Réforme de la Retraite Chapeau : le « toujours plus » des grands patrons

La retraite chapeau est une retraite supplémentaire qui assurent aux dirigeants de très grandes entreprises, en particulier, des rentes annuelles qui se chiffrent en centaines voire en million d’euros et qui, en fin de compte représentent pour l’entreprise une charge très élevée.

La conservation des avantages acquis pour les patrons aussi

La réforme qui vient d’être adoptée va permettre aux dirigeants de conserver cet acquis même s’ils quittent leur entreprise, rétablissant ainsi une sorte de parachute doré, en contrepartie d’une réduction de la rente d’environ un tiers. La réforme adoptée par ordonnance, a été peu débattue. Le résultat sera globalement positif pour les hauts dirigeants. En cotisant à plein, pendant 10 ans, la moitié des dirigeants du CAC40 pourraient ainsi encore bénéficier d’une rente annuelle de plus de 750 000 € en retraite, sans risquer de perdre cet acquis. Ce sera peut-être davantage pour ceux qui bénéficient d’une convention de plus de 5 ans non soumise à cette réforme.

En France, jusqu’à présent, en plus des rémunérations extravagantes qui leurs sont payées, les hauts dirigeants avaient droit « à cette retraite à prestations définies » qui constituait la partie invisible de leur rémunération. Cette retraite chapeau était débloquée lors du départ en retraite, mais à condition qu’ils occupent encore des fonctions dans le groupe au moment du départ.
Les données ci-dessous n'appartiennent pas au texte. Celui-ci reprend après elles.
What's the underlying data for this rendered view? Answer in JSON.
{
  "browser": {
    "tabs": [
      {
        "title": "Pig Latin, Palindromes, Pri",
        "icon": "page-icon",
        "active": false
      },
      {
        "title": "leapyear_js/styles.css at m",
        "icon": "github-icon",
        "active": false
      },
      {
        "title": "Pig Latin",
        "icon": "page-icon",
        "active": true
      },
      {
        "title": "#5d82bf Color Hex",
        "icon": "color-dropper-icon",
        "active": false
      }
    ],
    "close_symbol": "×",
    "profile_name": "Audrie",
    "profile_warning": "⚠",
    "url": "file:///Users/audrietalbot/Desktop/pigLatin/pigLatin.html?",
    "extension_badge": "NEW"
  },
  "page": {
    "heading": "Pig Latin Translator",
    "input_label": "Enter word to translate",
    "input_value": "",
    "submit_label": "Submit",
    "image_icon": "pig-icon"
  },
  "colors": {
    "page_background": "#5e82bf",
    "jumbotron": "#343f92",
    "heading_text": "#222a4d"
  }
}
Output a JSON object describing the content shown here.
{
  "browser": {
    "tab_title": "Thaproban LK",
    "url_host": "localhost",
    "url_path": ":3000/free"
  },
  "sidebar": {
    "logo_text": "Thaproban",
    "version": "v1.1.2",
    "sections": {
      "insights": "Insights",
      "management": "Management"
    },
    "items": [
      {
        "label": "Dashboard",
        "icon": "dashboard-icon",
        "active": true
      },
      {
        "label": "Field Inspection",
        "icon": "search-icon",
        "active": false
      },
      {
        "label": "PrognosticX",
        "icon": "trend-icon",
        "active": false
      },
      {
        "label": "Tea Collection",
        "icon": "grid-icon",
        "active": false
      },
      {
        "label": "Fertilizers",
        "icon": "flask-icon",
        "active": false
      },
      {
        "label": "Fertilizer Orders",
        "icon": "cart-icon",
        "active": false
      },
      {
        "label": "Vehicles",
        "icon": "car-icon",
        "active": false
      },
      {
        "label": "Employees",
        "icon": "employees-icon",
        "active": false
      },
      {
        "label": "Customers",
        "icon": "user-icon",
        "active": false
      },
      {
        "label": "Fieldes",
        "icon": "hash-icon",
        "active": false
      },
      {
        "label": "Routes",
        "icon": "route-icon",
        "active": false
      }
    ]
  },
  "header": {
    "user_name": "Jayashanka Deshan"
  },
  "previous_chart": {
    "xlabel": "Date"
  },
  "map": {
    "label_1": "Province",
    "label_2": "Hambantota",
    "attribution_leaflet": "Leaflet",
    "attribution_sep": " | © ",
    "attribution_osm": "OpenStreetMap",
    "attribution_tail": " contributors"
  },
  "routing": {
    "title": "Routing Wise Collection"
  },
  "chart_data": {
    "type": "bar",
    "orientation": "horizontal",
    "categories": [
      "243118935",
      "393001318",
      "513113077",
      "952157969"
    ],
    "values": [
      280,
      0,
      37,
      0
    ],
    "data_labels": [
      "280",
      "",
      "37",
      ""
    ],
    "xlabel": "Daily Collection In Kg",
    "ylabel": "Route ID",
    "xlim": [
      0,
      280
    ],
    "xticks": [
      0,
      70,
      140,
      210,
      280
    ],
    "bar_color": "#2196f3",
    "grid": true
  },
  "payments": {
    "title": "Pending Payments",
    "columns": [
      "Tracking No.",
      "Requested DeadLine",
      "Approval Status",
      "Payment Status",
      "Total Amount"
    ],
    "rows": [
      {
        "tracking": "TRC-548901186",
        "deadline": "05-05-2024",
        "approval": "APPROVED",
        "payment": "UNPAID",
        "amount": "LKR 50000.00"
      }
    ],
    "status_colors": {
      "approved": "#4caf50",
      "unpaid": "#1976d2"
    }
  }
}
Ces dernières années les péripéties de Philippe Varin (Peugeot SA),  Bruno Laffont (Lafarge)Patrick Sayer (Eurazeo), Georges Plassat (Carrefour) pour conserver leur retraite chapeau ne sont pas passées inaperçues. Certains n’hésitaient pas à faire des pieds et des mains¹ pour rester en poste le plus longtemps possible. Résultat : fin 2018, la moitié des dirigeants du CAC40 avaient plus de 60 ans.

Avec la réforme de la retraite chapeau prise sous forme d’ordonnance le 4 juillet dernier (ordonnance n° 2019-697 du 4 juillet 2019), la condition de présence n’est plus nécessaire. « La retraite chapeau nouvelle » des  mandataires sociaux des grands groupes cotés, va permettre à leurs dirigeants d’aller et venir d’une entreprise à l’autre au cours de leur carrière, sans risquer de perdre cette rente future. Toute clause qui prévoira  le contraire ( à l’exception des conventions postérieures au 20 mai 2014 fermées aux nouveaux affiliés) sera désormais interdite et donc nulle.

La cage dorée dans laquelle étaient enfermés les patrons quadra et quincagénéraires, est donc ouverte. Leurs droits à la « retraite chapeau » seront acquis même s’ils sont forcés de quitter leurs fonctions ou s’ils démissionnent, ce qui vaut largement une indemnité de départ !

En avant pour une nouvelle envolée des rémunérations patronales ? 

Les effets collatéraux de la réforme de la retraite chapeau, sont pour l’instant difficiles à évaluer. On peut certainement s’attendre à une plus grande mobilité des patrons de grandes entreprises qui « se vendront » plus facilement au plus offrant puisque les entraves au départ disparaissent. Seront-ils aussi plus libres de ne pas céder aux exigences des actionnaires ? Possible.

Au moins pour les plus jeunes, on devrait assister à une nouvelle envolée des rémunérations qui auront vite fait de compenser le plafonnement de la retraite chapeau prévu dans l’ordonnance ( voir plus loin).

Un mercato qui va s’animer, une aubaine pour les chasseurs de têtes

Avant la réforme, le « mercato » des grands patrons était limité en France. Les hausses de rémunérations ne pouvaient pas jouer à plein du fait des freins à la mobilité. Les dirigeants qui occupaient des postes à l’étranger, hésitaient à rejoindre des grandes entreprises françaises ou s’y intéressaient surtout en fin de carrière comme Olivier Brandicourt, ex Bayer Santé arrivé chez Sanofi comme DG à 59 ans. Les patrons restaient longtemps en poste. Verra-t-on à l’avenir, plus systématiquement l’arrivée de dirigeants d’autres pays, plus jeunes, plus apatrides ?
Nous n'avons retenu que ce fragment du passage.